Again, a third time the King heard my voice, whereupon he sent for me and asked me, “Friend, on what business are you going about?” “The same as before, your majesty,” I replied. “Friend,” said the King, “A chariot is not good enough for you.” And right away he presented me with a mansion, great wealth and a splendid set of jewels and at the same time he gave me an elephant.

Accordingly, I decorated myself with all my jewels and seated myself on the back of the elephant, and in this manner for eighty-four thousand years I went about performing the meritorious work of proclaiming The Buddha’s Dhamma.

And during all that time there was diffused from my body the fragrance of sandal and from my mouth the fragrance of the lotus.

This was my meritorious deed in a previous state of existence.

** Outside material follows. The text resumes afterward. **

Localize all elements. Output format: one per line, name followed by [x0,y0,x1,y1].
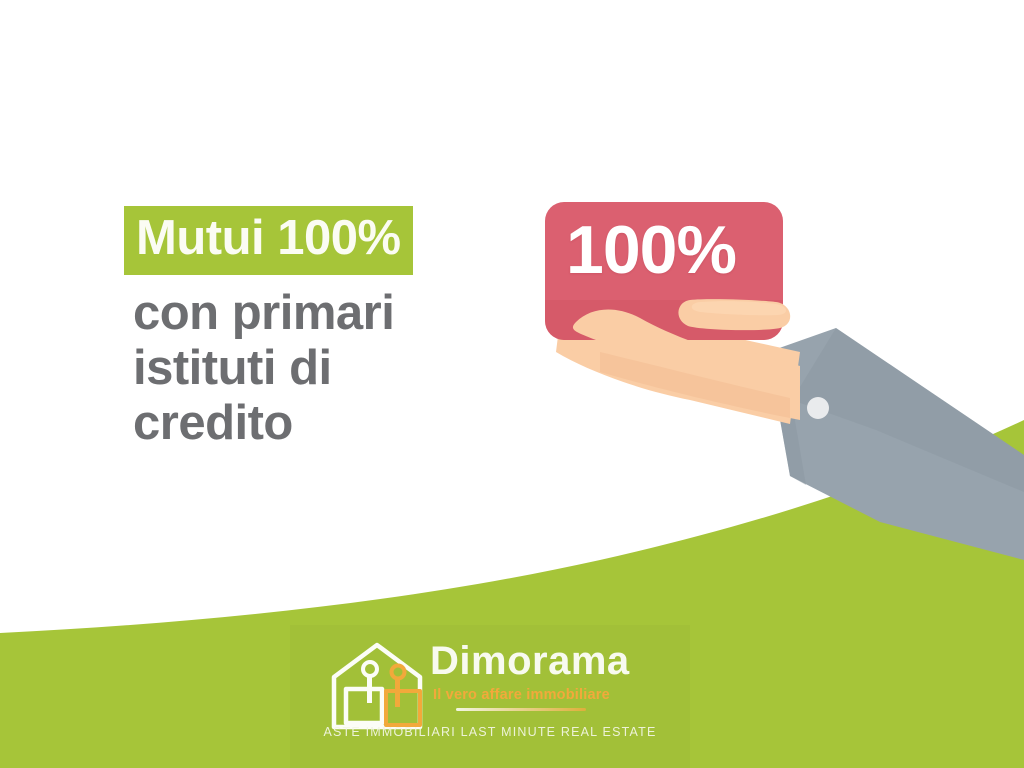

As Santati the king’s minister thus related the story of his meritorious deed in a previous state of existence, sitting cross-legged in the air, he applied himself to meditation on the element of heat and entered therein and straightway passed into Nibbāna.

Instantly flames burst from his body and consumed his flesh and blood, and his relics floated down like jasmine flowers. The Teacher asked for a pure white cloth to be spread, and his relics fell therein. The Teacher deposited them at a crossing of four highways, caused a shrine to be erected over them and said, “By doing reverence to these relics the populace will earn much merit.” The monks started up a discussion saying, “Santati the king’s minister attained Arahatship at the conclusion of the stanza, and though adorned and dressed like a king, sitting cross-legged in the air, passed into Nibbāna. Ought one to speak of him as an ‘ascetic’ or as a ‘Brahmin’?” At that moment the Teacher entered and asked the monks, “Monks, what is it that engages your attention as you sit here all gathered together?” When they told him, he said, “Monks, it is proper to speak of my son as an ascetic or Brahmin.”

So saying, he preached the teachings of The Buddha by pronouncing the following Stanza:

Alaṅkato cepi samaṃ careyya,
Santo danto niyato brahmacārī;
Sabbesu bhūtesu nidhāya daṇḍaṃ,
So brāhmaṇo so samaṇo sa bhikkhu.

142. Even though he is well adorned, if he practices the Dhamma, is calm, is restrained in senses, is established well in the path of Nibbāna, is celibate, and has given up violence towards all beings-he truly is a Brāhmin, an ascetic, a monk.

Dear Dhamma friends, it’s amazing! When you do something wholesome, it doesn’t go wrong. It brings you well being. Only by practicing this Dhamma wholeheartedly we can seek refuge in this Gautama Buddha’s dispensation.